High-Level Mehrspieler

High-level vs low-level API

Im Folgenden werden die Unterschiede zwischen High- und Low-Level-Netzwerken in Godot sowie einige Grundlagen erläutert. Wenn Sie direkt durchstarten und Ihren ersten Node ein Netzwerk hinzufügen möchten, fahren Sie mit Initializing the network weiter unten fort. Aber lesen Sie den Rest später!

Godot unterstützte immer Standard-Low-Level-Netzwerke über UDP, TCP und einige übergeordnete Protokolle wie SSL und HTTP. Diese Protokolle sind flexibel und können für fast alles verwendet werden. Die manuelle Synchronisierung des Spielstatus kann jedoch eine Menge Arbeit bedeuten. Manchmal kann diese Arbeit nicht vermieden werden oder lohnt sich, beispielsweise wenn Sie mit einer benutzerdefinierten Serverimplementierung im Backend arbeiten. In den meisten Fällen lohnt es sich jedoch, die High-Level-Netzwerk-API von Godot in Betracht zu ziehen, die einen Teil der fein abgestimmten Steuerung von Low-Level-Netzwerken für eine einfachere Benutzbarkeit eintauscht.

Das ist auf die eingebauten Einschränkungen von Low-Level Protokollen zurückzuführen:

  • TCP stellt sicher, dass Pakete immer zuverlässig und in der richtigen Reihenfolge ankommen, allerdings ist die Latenz durch Fehlerkorrektur in der Regel höher. Es ist auch ein etwas komplexeres Protokoll, da es versteht, was eine "Verbindung" ist, und für Ziele optimiert wird, die häufig nicht für Anwendungen wie Multiplayer-Spiele geeignet sind. Pakete werden gepuffert, um in größeren Stapeln gesendet zu werden, wobei weniger Aufwand pro Paket für eine höhere Latenz getauscht wird. Dies kann für Anwendungen wie HTTP nützlich sein, aber im Allgemeinen nicht für Spiele. Einige davon können konfiguriert und deaktiviert werden (z.B. durch Deaktivieren des "Nagle-Algorithmus" für die TCP-Verbindung).
  • UDP ist ein einfacheres Protokoll, das nur Pakete sendet (und kein Konzept einer "Verbindung" hat). Keine Fehlerkorrektur macht es ziemlich schnell (geringe Latenz), aber Pakete können auf dem Weg verloren gehen oder in der falschen Reihenfolge empfangen werden. Hinzu kommt, dass die MTU (maximale Paketgröße) für UDP im Allgemeinen niedrig ist (nur einige hundert Bytes). Wenn Sie also größere Pakete übertragen, müssen Sie diese aufteilen, neu organisieren und erneut versuchen, falls etwas fehlschlägt.

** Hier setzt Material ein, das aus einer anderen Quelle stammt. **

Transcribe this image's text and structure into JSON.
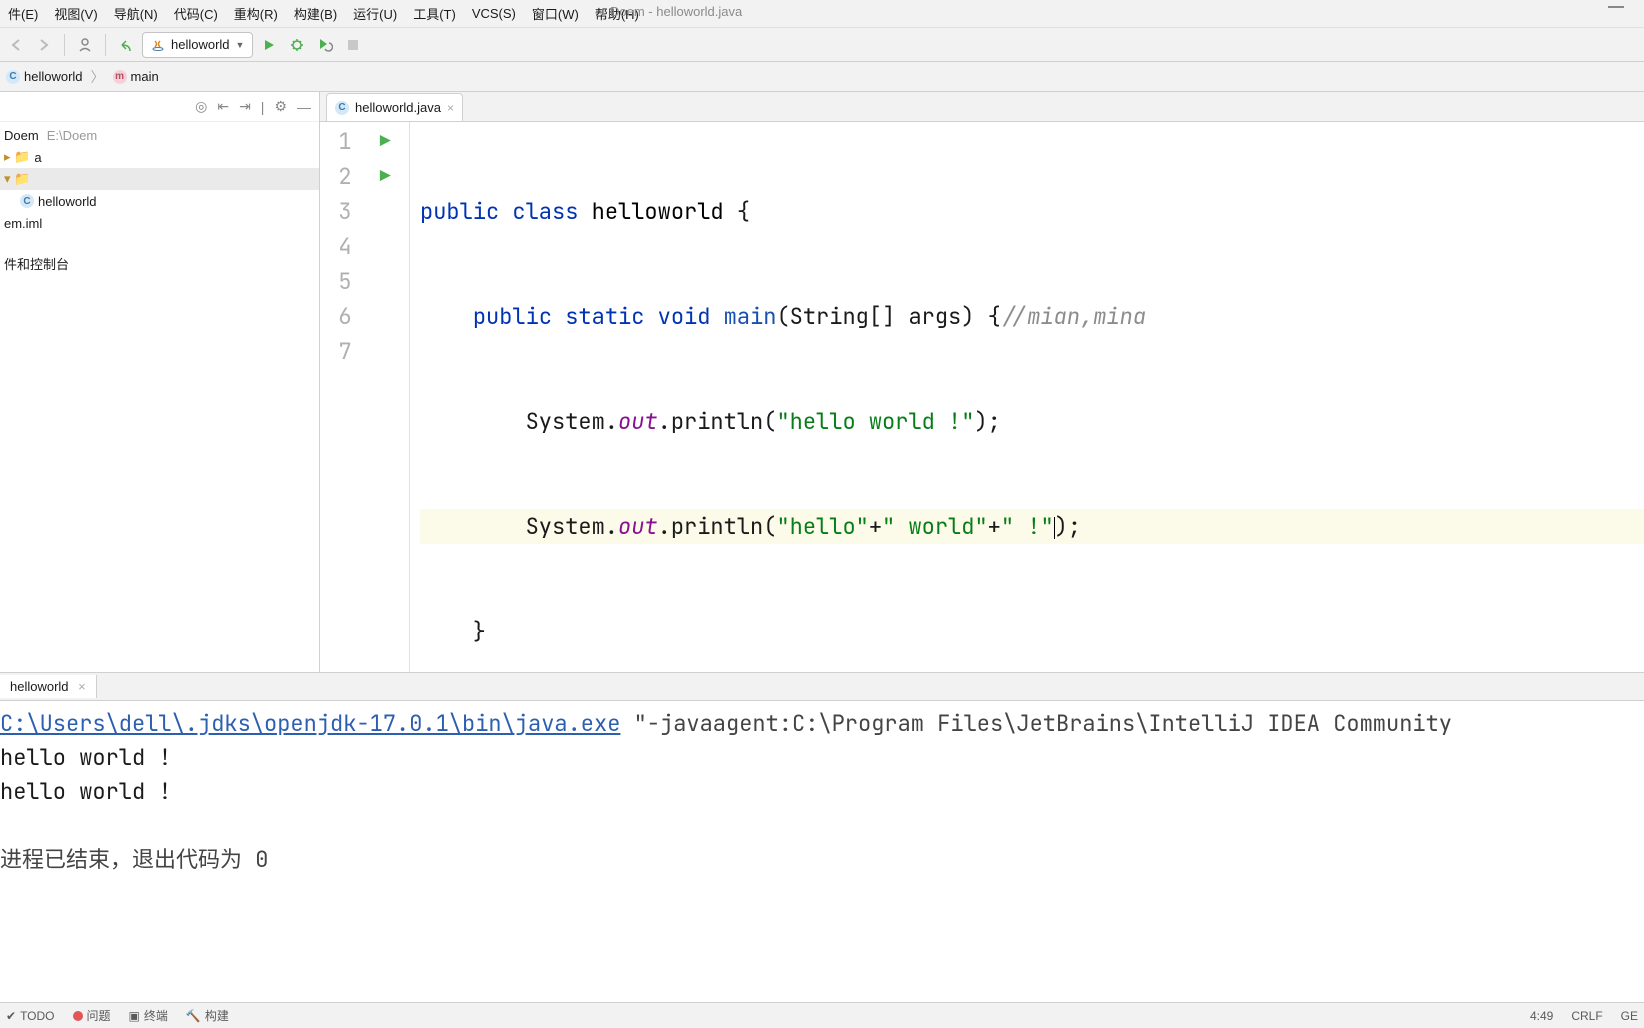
{
  "window": {
    "title": "Doem - helloworld.java"
  },
  "menu": {
    "file": "件(E)",
    "view": "视图(V)",
    "navigate": "导航(N)",
    "code": "代码(C)",
    "refactor": "重构(R)",
    "build": "构建(B)",
    "run": "运行(U)",
    "tools": "工具(T)",
    "vcs": "VCS(S)",
    "window": "窗口(W)",
    "help": "帮助(H)"
  },
  "toolbar": {
    "run_config_label": "helloworld"
  },
  "breadcrumb": {
    "class_icon": "C",
    "class_name": "helloworld",
    "method_icon": "m",
    "method_name": "main"
  },
  "project_tree": {
    "root_label": "Doem",
    "root_path": "E:\\Doem",
    "nodes": [
      {
        "label": "a"
      },
      {
        "label": "",
        "selected": true
      },
      {
        "label": "helloworld"
      },
      {
        "label": "em.iml"
      },
      {
        "label": "件和控制台"
      }
    ]
  },
  "editor": {
    "tab_icon": "C",
    "tab_label": "helloworld.java",
    "lines": {
      "count": 7,
      "l1_kw_public": "public",
      "l1_kw_class": "class",
      "l1_ident": "helloworld",
      "l1_brace": " {",
      "l2_kw_public": "public",
      "l2_kw_static": "static",
      "l2_kw_void": "void",
      "l2_meth": "main",
      "l2_params": "(String[] args) {",
      "l2_comment": "//mian,mina",
      "l3_pre": "System.",
      "l3_out": "out",
      "l3_print": ".println(",
      "l3_str": "\"hello world !\"",
      "l3_end": ");",
      "l4_pre": "System.",
      "l4_out": "out",
      "l4_print": ".println(",
      "l4_str1": "\"hello\"",
      "l4_plus1": "+",
      "l4_str2": "\" world\"",
      "l4_plus2": "+",
      "l4_str3": "\" !\"",
      "l4_end": ");",
      "l5_brace": "    }",
      "l6_brace": "}"
    },
    "caret": {
      "line": 4,
      "col": 49
    }
  },
  "console": {
    "tab_label": "helloworld",
    "exe_path": "C:\\Users\\dell\\.jdks\\openjdk-17.0.1\\bin\\java.exe",
    "args": " \"-javaagent:C:\\Program Files\\JetBrains\\IntelliJ IDEA Community",
    "out1": "hello world !",
    "out2": "hello world !",
    "exit_msg": "进程已结束，退出代码为 0"
  },
  "bottom": {
    "todo": "TODO",
    "problems": "问题",
    "terminal": "终端",
    "build": "构建"
  },
  "status": {
    "cursor": "4:49",
    "eol": "CRLF",
    "enc": "GE"
  }
}
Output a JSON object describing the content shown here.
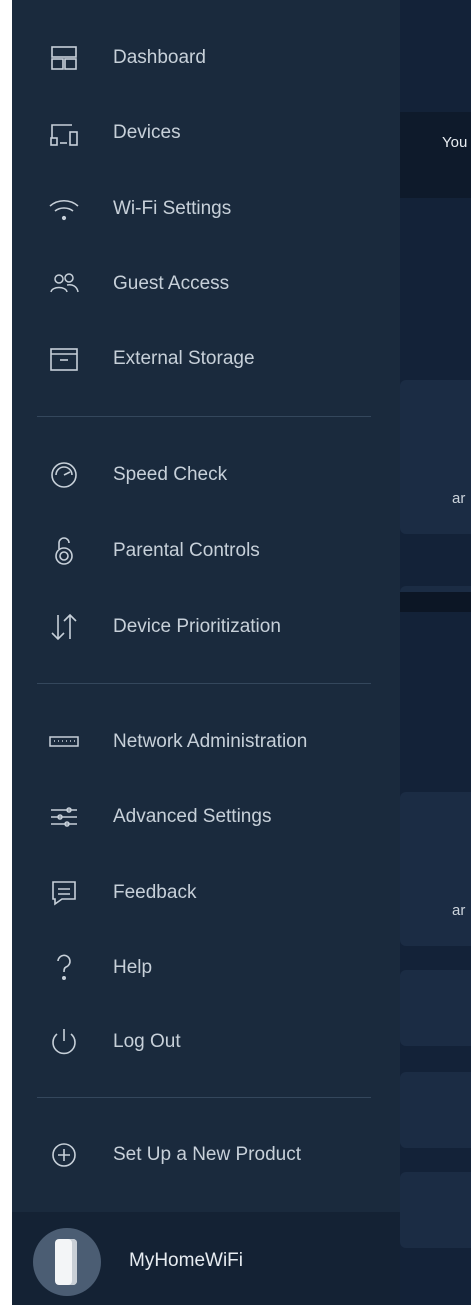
{
  "menu": {
    "items": [
      {
        "label": "Dashboard",
        "icon": "dashboard-icon"
      },
      {
        "label": "Devices",
        "icon": "devices-icon"
      },
      {
        "label": "Wi-Fi Settings",
        "icon": "wifi-icon"
      },
      {
        "label": "Guest Access",
        "icon": "guest-access-icon"
      },
      {
        "label": "External Storage",
        "icon": "storage-icon"
      },
      {
        "label": "Speed Check",
        "icon": "speedometer-icon"
      },
      {
        "label": "Parental Controls",
        "icon": "lock-icon"
      },
      {
        "label": "Device Prioritization",
        "icon": "priority-arrows-icon"
      },
      {
        "label": "Network Administration",
        "icon": "router-icon"
      },
      {
        "label": "Advanced Settings",
        "icon": "sliders-icon"
      },
      {
        "label": "Feedback",
        "icon": "chat-bubble-icon"
      },
      {
        "label": "Help",
        "icon": "question-icon"
      },
      {
        "label": "Log Out",
        "icon": "power-icon"
      },
      {
        "label": "Set Up a New Product",
        "icon": "plus-circle-icon"
      }
    ]
  },
  "account": {
    "network_name": "MyHomeWiFi",
    "icon": "node-avatar-icon"
  },
  "background": {
    "banner_text": "You",
    "card_text_1": "ar",
    "card_text_2": "ar"
  },
  "colors": {
    "drawer_bg": "#1a2a3d",
    "app_bg": "#132238",
    "text": "#c7d0d9"
  }
}
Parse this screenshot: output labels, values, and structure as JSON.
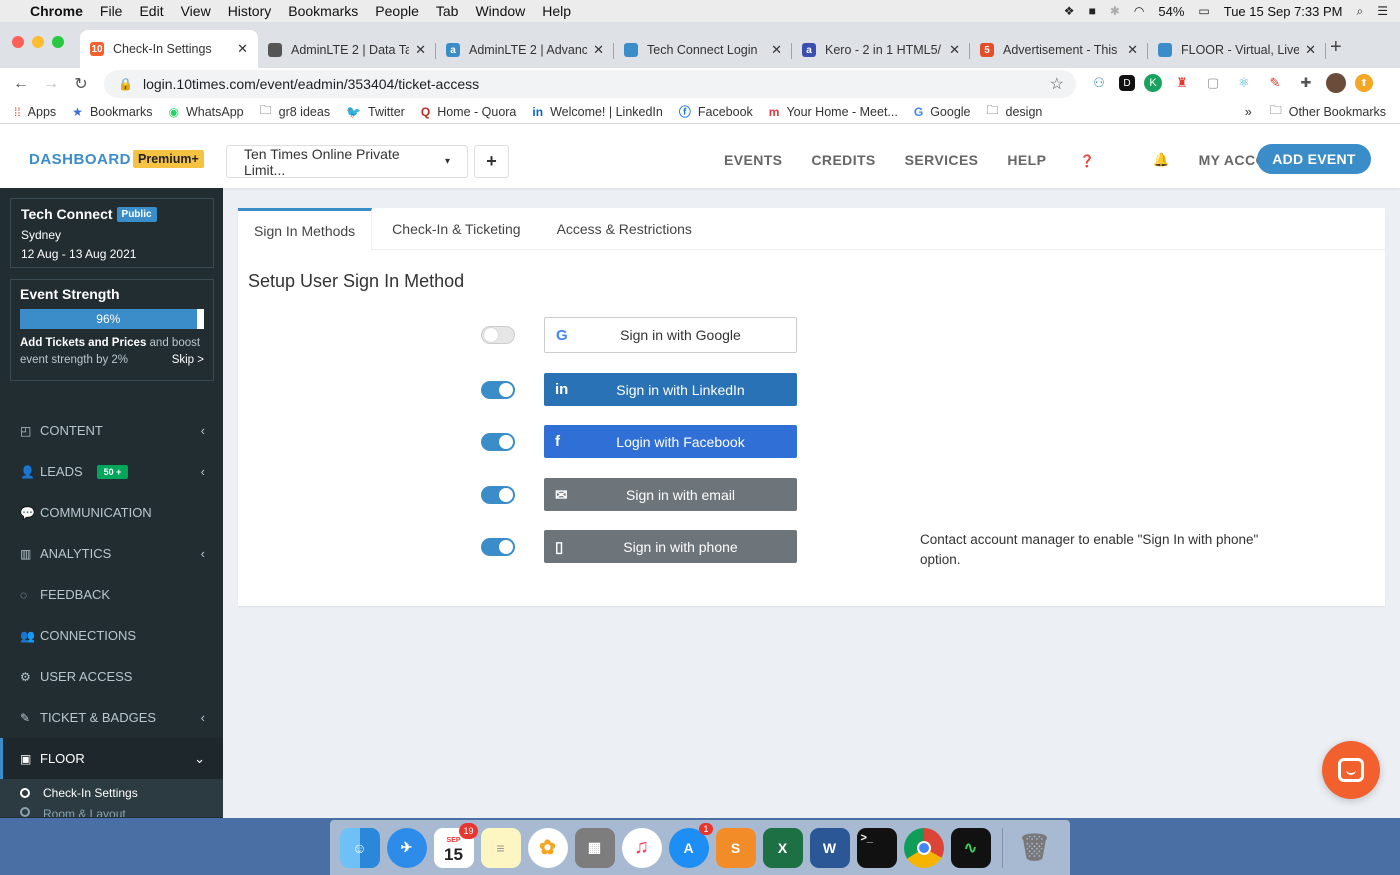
{
  "mac_menu": {
    "app": "Chrome",
    "items": [
      "File",
      "Edit",
      "View",
      "History",
      "Bookmarks",
      "People",
      "Tab",
      "Window",
      "Help"
    ],
    "battery": "54%",
    "clock": "Tue 15 Sep  7:33 PM"
  },
  "browser": {
    "tabs": [
      {
        "label": "Check-In Settings",
        "fav": "10",
        "color": "#f2602e"
      },
      {
        "label": "AdminLTE 2 | Data Ta",
        "fav": "",
        "color": "#555555"
      },
      {
        "label": "AdminLTE 2 | Advanc",
        "fav": "a",
        "color": "#3a8dc8"
      },
      {
        "label": "Tech Connect Login",
        "fav": "",
        "color": "#3a8dc8"
      },
      {
        "label": "Kero - 2 in 1 HTML5/",
        "fav": "a",
        "color": "#3a4db0"
      },
      {
        "label": "Advertisement - This",
        "fav": "5",
        "color": "#e44d26"
      },
      {
        "label": "FLOOR - Virtual, Live",
        "fav": "",
        "color": "#3a8dc8"
      }
    ],
    "url": "login.10times.com/event/eadmin/353404/ticket-access",
    "bookmarks": [
      "Apps",
      "Bookmarks",
      "WhatsApp",
      "gr8 ideas",
      "Twitter",
      "Home - Quora",
      "Welcome! | LinkedIn",
      "Facebook",
      "Your Home - Meet...",
      "Google",
      "design"
    ],
    "bookmarks_overflow": "»",
    "other_bookmarks": "Other Bookmarks"
  },
  "topnav": {
    "logo": "DASHBOARD",
    "premium": "Premium+",
    "company": "Ten Times Online Private Limit...",
    "plus": "+",
    "menu": [
      "EVENTS",
      "CREDITS",
      "SERVICES",
      "HELP",
      "MY ACCOUNT"
    ],
    "add_event": "ADD EVENT"
  },
  "sidebar": {
    "event_name": "Tech Connect",
    "event_badge": "Public",
    "city": "Sydney",
    "dates": "12 Aug - 13 Aug 2021",
    "strength_title": "Event Strength",
    "strength_value": 0.96,
    "strength_label": "96%",
    "tip_bold": "Add Tickets and Prices",
    "tip_rest": " and boost event strength by 2%",
    "skip": "Skip >",
    "menu": [
      {
        "label": "CONTENT",
        "icon": "content-icon",
        "glyph": "◰",
        "chev": "‹"
      },
      {
        "label": "LEADS",
        "icon": "leads-icon",
        "glyph": "👤",
        "chev": "‹",
        "badge": "50 +"
      },
      {
        "label": "COMMUNICATION",
        "icon": "chat-icon",
        "glyph": "💬",
        "chev": ""
      },
      {
        "label": "ANALYTICS",
        "icon": "bar-chart-icon",
        "glyph": "▥",
        "chev": "‹"
      },
      {
        "label": "FEEDBACK",
        "icon": "feedback-icon",
        "glyph": "◌",
        "chev": ""
      },
      {
        "label": "CONNECTIONS",
        "icon": "users-icon",
        "glyph": "👥",
        "chev": ""
      },
      {
        "label": "USER ACCESS",
        "icon": "gear-icon",
        "glyph": "⚙",
        "chev": ""
      },
      {
        "label": "TICKET & BADGES",
        "icon": "ticket-icon",
        "glyph": "✎",
        "chev": "‹"
      }
    ],
    "floor_label": "FLOOR",
    "floor_chev": "⌄",
    "sub_items": [
      "Check-In Settings",
      "Room & Layout"
    ]
  },
  "panel": {
    "tabs": [
      "Sign In Methods",
      "Check-In & Ticketing",
      "Access & Restrictions"
    ],
    "title": "Setup User Sign In Method",
    "methods": [
      {
        "label": "Sign in with Google",
        "enabled": false,
        "icon": "G",
        "style": "google"
      },
      {
        "label": "Sign in with LinkedIn",
        "enabled": true,
        "icon": "in",
        "style": "linkedin"
      },
      {
        "label": "Login with Facebook",
        "enabled": true,
        "icon": "f",
        "style": "facebook"
      },
      {
        "label": "Sign in with email",
        "enabled": true,
        "icon": "✉",
        "style": "email"
      },
      {
        "label": "Sign in with phone",
        "enabled": true,
        "icon": "▯",
        "style": "phone"
      }
    ],
    "phone_note": "Contact account manager to enable \"Sign In with phone\" option."
  },
  "dock": {
    "calendar_day": "15",
    "calendar_month": "SEP",
    "calendar_badge": "19",
    "appstore_badge": "1"
  }
}
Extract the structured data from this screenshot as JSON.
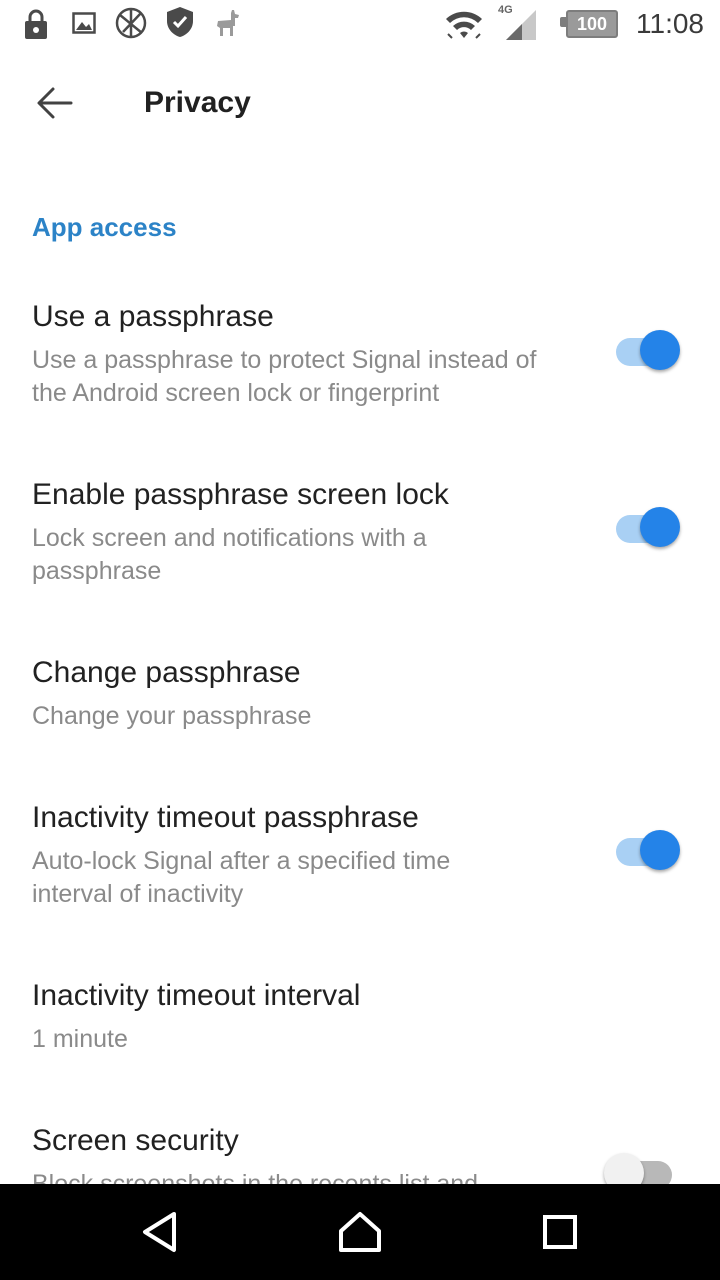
{
  "status_bar": {
    "time": "11:08",
    "battery": "100",
    "network_type": "4G",
    "icons": [
      "lock-icon",
      "image-icon",
      "globe-icon",
      "shield-icon",
      "llama-icon",
      "wifi-icon",
      "signal-icon",
      "battery-icon"
    ]
  },
  "toolbar": {
    "title": "Privacy",
    "back_icon": "back-arrow-icon"
  },
  "section": {
    "header": "App access"
  },
  "preferences": [
    {
      "title": "Use a passphrase",
      "summary": "Use a passphrase to protect Signal instead of the Android screen lock or fingerprint",
      "switch": true
    },
    {
      "title": "Enable passphrase screen lock",
      "summary": "Lock screen and notifications with a passphrase",
      "switch": true
    },
    {
      "title": "Change passphrase",
      "summary": "Change your passphrase",
      "switch": null
    },
    {
      "title": "Inactivity timeout passphrase",
      "summary": "Auto-lock Signal after a specified time interval of inactivity",
      "switch": true
    },
    {
      "title": "Inactivity timeout interval",
      "summary": "1 minute",
      "switch": null
    },
    {
      "title": "Screen security",
      "summary": "Block screenshots in the recents list and",
      "switch": false
    }
  ],
  "colors": {
    "accent": "#2c83c7",
    "switch_on_thumb": "#2483e8",
    "switch_on_track": "#a9d0f4",
    "summary_text": "#8a8a8a"
  },
  "navbar": {
    "icons": [
      "back-triangle-icon",
      "home-icon",
      "recents-icon"
    ]
  }
}
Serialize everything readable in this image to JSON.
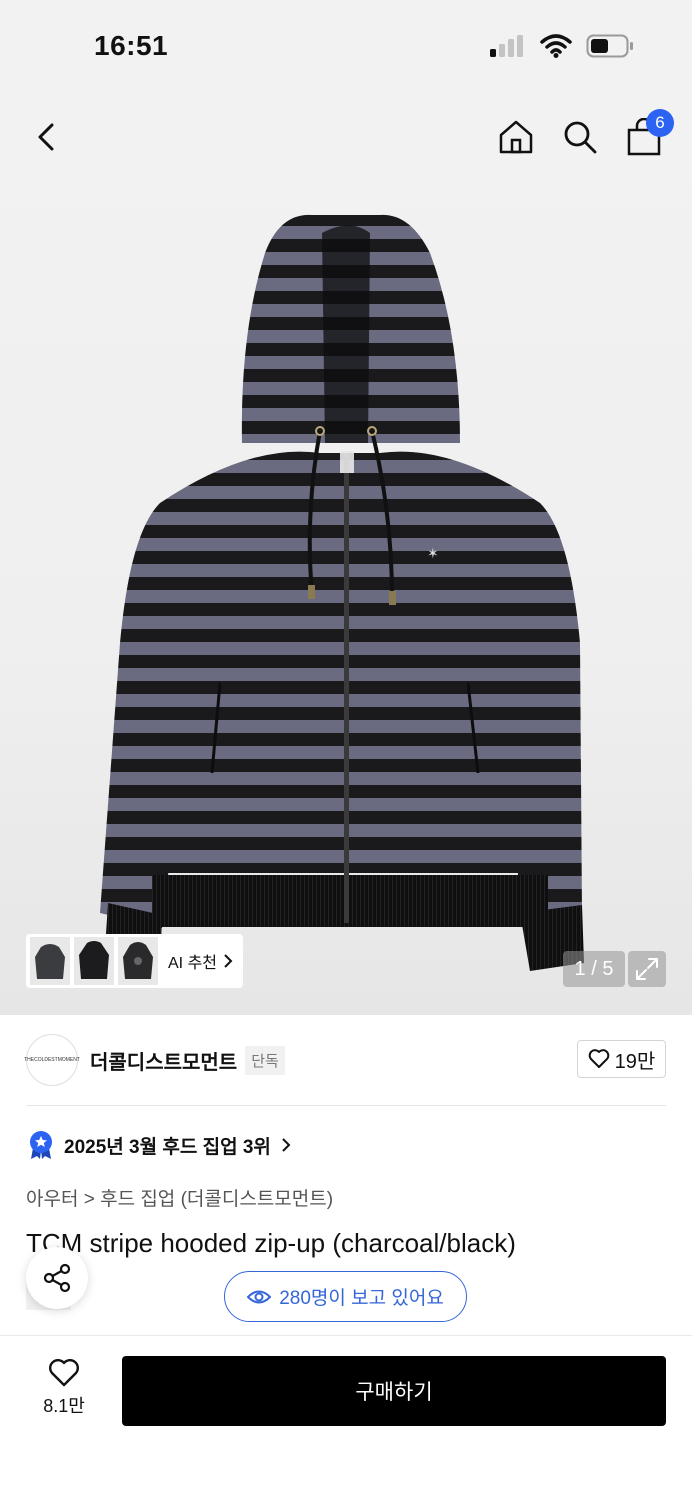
{
  "status_bar": {
    "time": "16:51",
    "signal_icon": "signal-icon",
    "wifi_icon": "wifi-icon",
    "battery_icon": "battery-icon"
  },
  "nav": {
    "cart_count": "6"
  },
  "gallery": {
    "ai_label": "AI 추천",
    "pager": "1 / 5"
  },
  "brand": {
    "name": "더콜디스트모먼트",
    "tag": "단독",
    "likes": "19만",
    "logo_text": "THECOLDESTMOMENT"
  },
  "ranking": {
    "text": "2025년 3월 후드 집업 3위"
  },
  "category": {
    "text": "아우터 > 후드 집업 (더콜디스트모먼트)"
  },
  "product": {
    "title": "TCM stripe hooded zip-up (charcoal/black)",
    "tag": "단독"
  },
  "viewers": {
    "text": "280명이 보고 있어요"
  },
  "bottom": {
    "wish_count": "8.1만",
    "buy_label": "구매하기"
  },
  "colors": {
    "accent": "#2c63f2",
    "viewer_blue": "#3566d8",
    "stripe_purple": "#6a6a80",
    "stripe_black": "#1a1a1d"
  }
}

Im Allgemeinen kann TCP als zuverlässig, geordnet und langsam und UDP als unzuverlässig, ungeordnet und schnell charakterisiert werden. Wegen dem großen Performance-Unterschied macht es häufig Sinn, die Teile von TCP wiederzuverwenden, die für Spiele gewollt sind (optionale Zuverlässigkeit und Paketordnung) , während die ungewollten Teile (Paketstau/Übertragungs-Kontroll-Features, Nagle-Algorithmus, etc.) weggelassen werden. Aus diesem Grund liefern die meisten Spiele-Engines solche Implementationen direkt mit und Godot ist da keine Ausnahme.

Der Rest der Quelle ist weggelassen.